Bu iki önemli gelişmenin yaratacağı siyasi sonuçların Türkiye’nin gidişatına tesir edeceği muhakkaktır. Bu bakımdan yapılan bu hamlelerin muhtemel sonuçları üzerine önümüzdeki günlerde tartışmaların gelişeceğini öngörebiliriz.

Görüldüğü kadarıyla Abdullah Öcalan ve HDP’nin hamlesine, niyet olup olmadığına bakmaksızın nesnel olarak Anayasa Mahkemesi bir karşı hamleyle cevap vermiş oluyor. Birazdan bu gelişmelerin yaratacağı muhtemel sonuçlar üzerine yapacağım değerlendirmelerle bu karşı hamlenin doğrudan HDP’ye karşı değil ama Türkiye siyasetinin dizayn edilmesi ile ilgili olduğunu belirtmeliyim.
Anayasa Mahkemesi’nin seçimlerde 1980 askeri darbesiyle getirilmiş olan anti-demokratik yüzde 10 barajını kaldırma yetkisi olup olmadığını ve barajı kaldırdığı takdirde yaratacağı hukuki sonuçların tartışılmasının anayasa hukukçularının alanına girdiği aşikardır.

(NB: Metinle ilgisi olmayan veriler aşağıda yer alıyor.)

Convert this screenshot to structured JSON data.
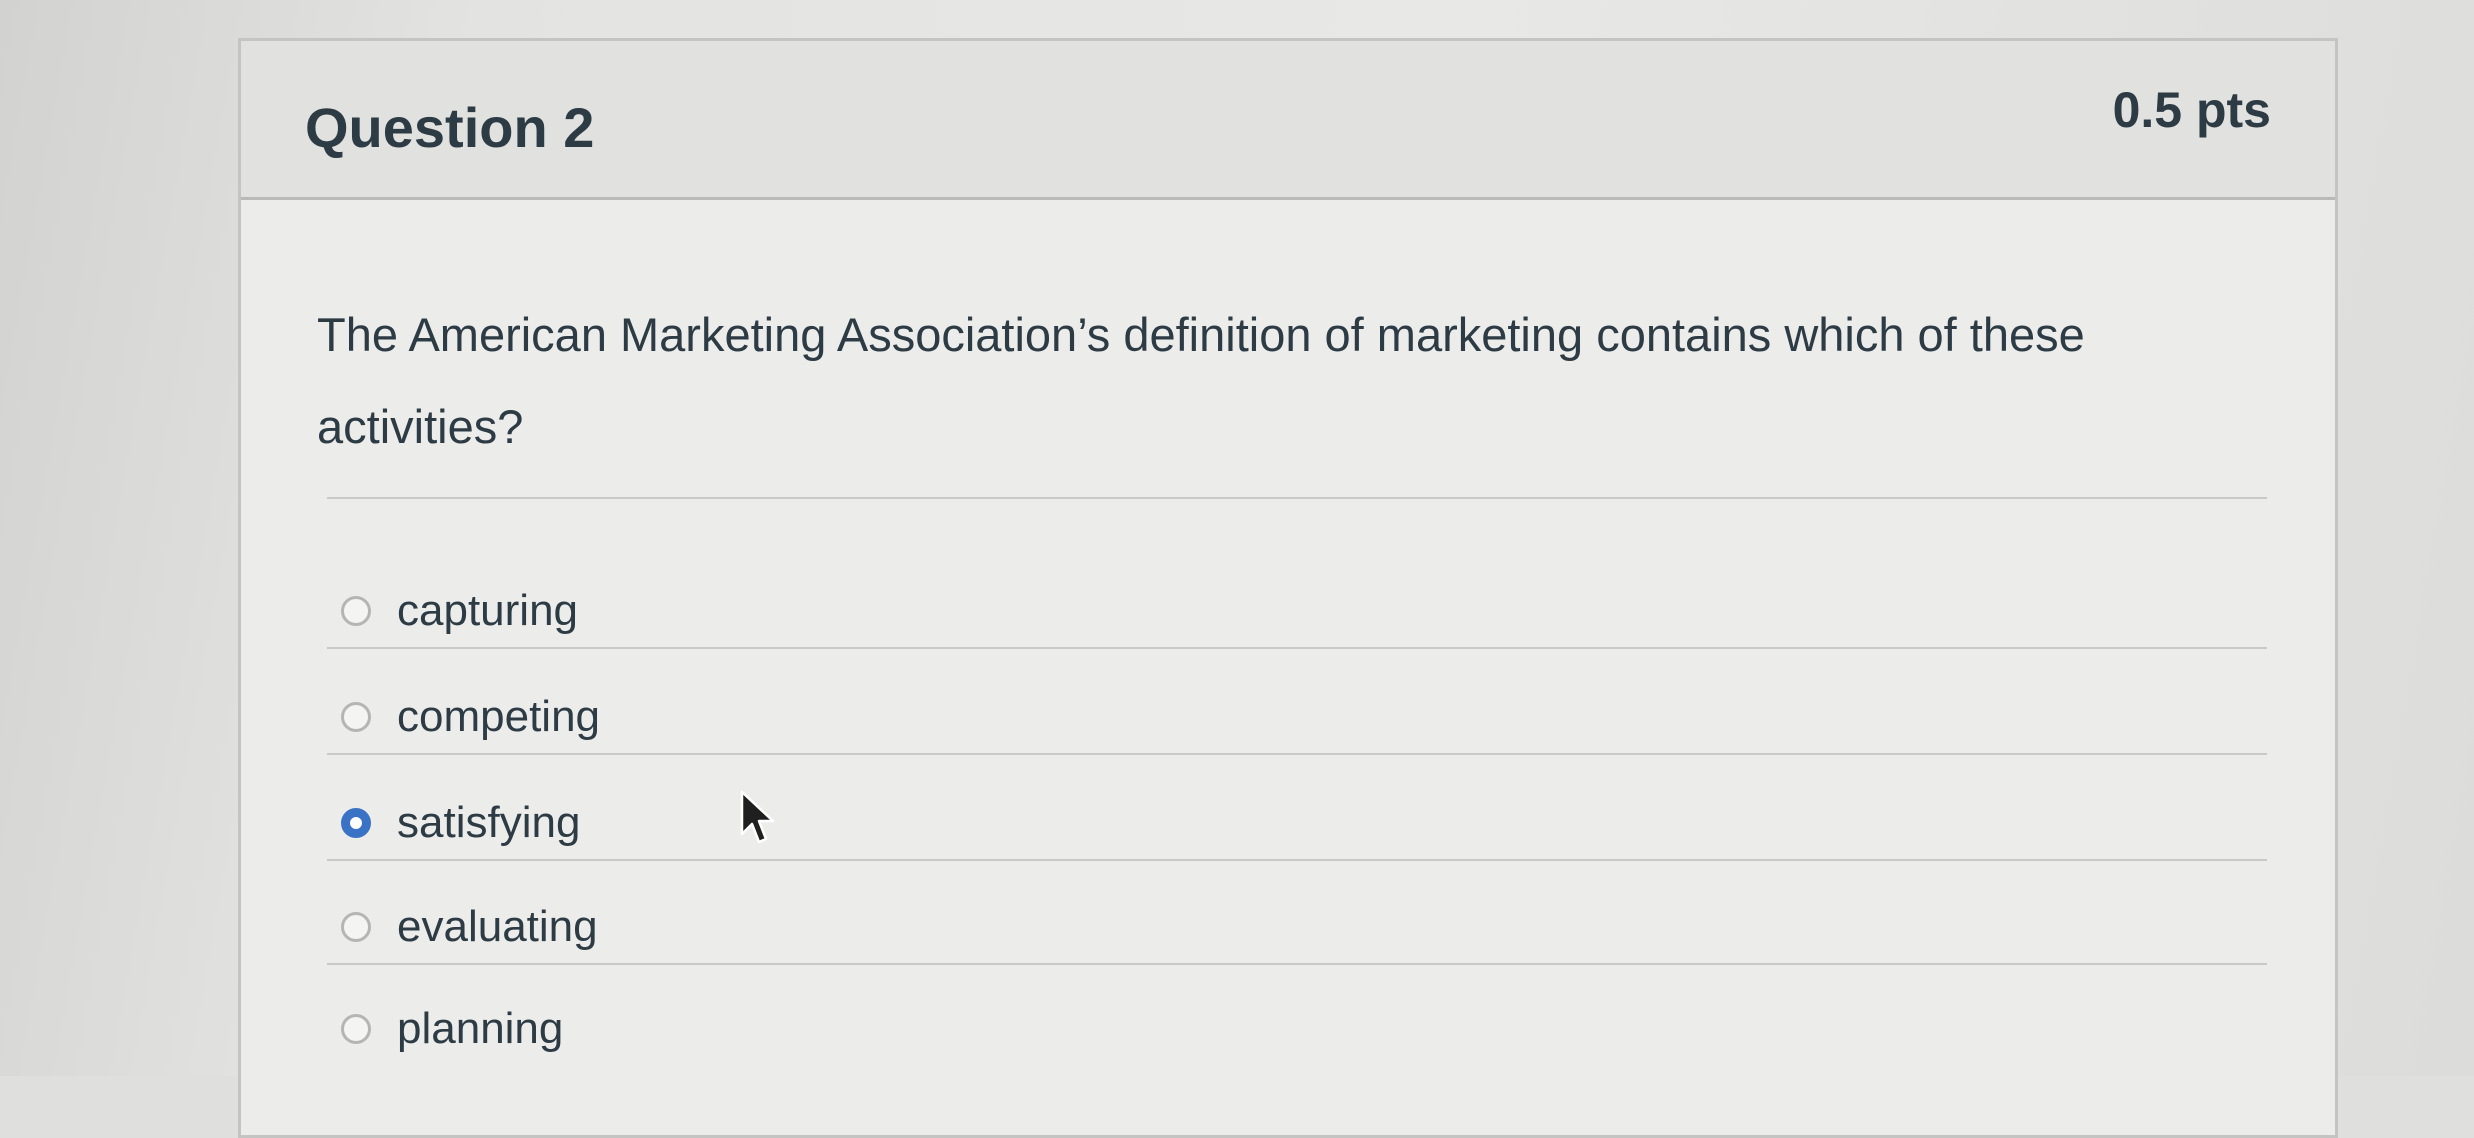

Ancak Türkiye’de hukukun siyasi vesayetin pençesi altında
kararlar aldığı da herkesin bildiği bir sırdır! Dolayısıyla hukuki tartışmayı uzmanlarına tevdi ederken bu gelişmelerin yaratacağı siyasi sonuçlar üzerine değerlendirmelerde bulunmak kaçınılmazdır.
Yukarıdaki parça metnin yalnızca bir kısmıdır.